Congress last week approved a three-month extension of aviation and airport programs that will allow airports to continue to collect the taxes that they use to pay for capital improvements.

The measure, which still must be signed by President Obama, would extend the programs through Dec. 31.

The extension would give Congress until after the elections to decide on whether to approve a new multi-year authorization or another stopgap measure.

The House and Senate each approved the three-month extension unanimously, with the Senate acting on Thursday on the House bill.

The programs are currently operating under the fourteenth extension of a law that expired three years ago. That extension is set to expire at the end of this month.

The House and Senate have been unable to approve a multi-year authorization because of disagreements over labor laws for FedEx workers, flight limits at the Ronald Reagan Washington National Airport in Arlington, Va., and the cap on passenger facilities charges.

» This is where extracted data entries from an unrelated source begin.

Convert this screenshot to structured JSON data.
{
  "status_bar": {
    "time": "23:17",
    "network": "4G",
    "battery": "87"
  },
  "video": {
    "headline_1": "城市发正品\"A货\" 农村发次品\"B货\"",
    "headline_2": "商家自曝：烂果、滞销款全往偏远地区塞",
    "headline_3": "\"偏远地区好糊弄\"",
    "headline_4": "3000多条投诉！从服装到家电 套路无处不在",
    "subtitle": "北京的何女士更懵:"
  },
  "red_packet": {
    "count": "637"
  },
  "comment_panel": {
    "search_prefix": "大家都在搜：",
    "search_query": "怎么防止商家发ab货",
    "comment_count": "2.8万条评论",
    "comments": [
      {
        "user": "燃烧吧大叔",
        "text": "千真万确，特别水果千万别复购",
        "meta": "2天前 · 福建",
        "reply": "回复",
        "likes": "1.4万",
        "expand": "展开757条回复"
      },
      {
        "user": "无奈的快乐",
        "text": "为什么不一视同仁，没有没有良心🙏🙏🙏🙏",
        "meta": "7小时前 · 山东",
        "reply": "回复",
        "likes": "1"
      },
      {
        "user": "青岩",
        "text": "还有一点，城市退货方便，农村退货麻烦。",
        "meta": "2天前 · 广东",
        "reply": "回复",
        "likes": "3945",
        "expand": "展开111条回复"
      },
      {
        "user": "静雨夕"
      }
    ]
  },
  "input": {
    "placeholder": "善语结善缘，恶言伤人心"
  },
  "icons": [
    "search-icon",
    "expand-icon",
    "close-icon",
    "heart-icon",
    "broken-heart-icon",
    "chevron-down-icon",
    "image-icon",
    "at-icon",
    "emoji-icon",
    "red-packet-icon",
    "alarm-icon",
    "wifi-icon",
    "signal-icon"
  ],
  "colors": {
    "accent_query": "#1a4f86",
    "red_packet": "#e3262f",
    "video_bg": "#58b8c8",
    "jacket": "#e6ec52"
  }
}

The PFC dispute could greatly affect bond issuers because PFC revenues are often used to repay airport debt.

The House has already approved a multi-year bill that would raise to $7 from $4.50 the limit on PFCs that airports could charge for passenger landings. The Senate version that was approved in March included no PFC cap increase.

Airport groups have argued that a PFC cap increase would generate much-needed revenues to use for construction and rehabilitation. But airlines have argued against raising the fees, which are attached to passenger airfare.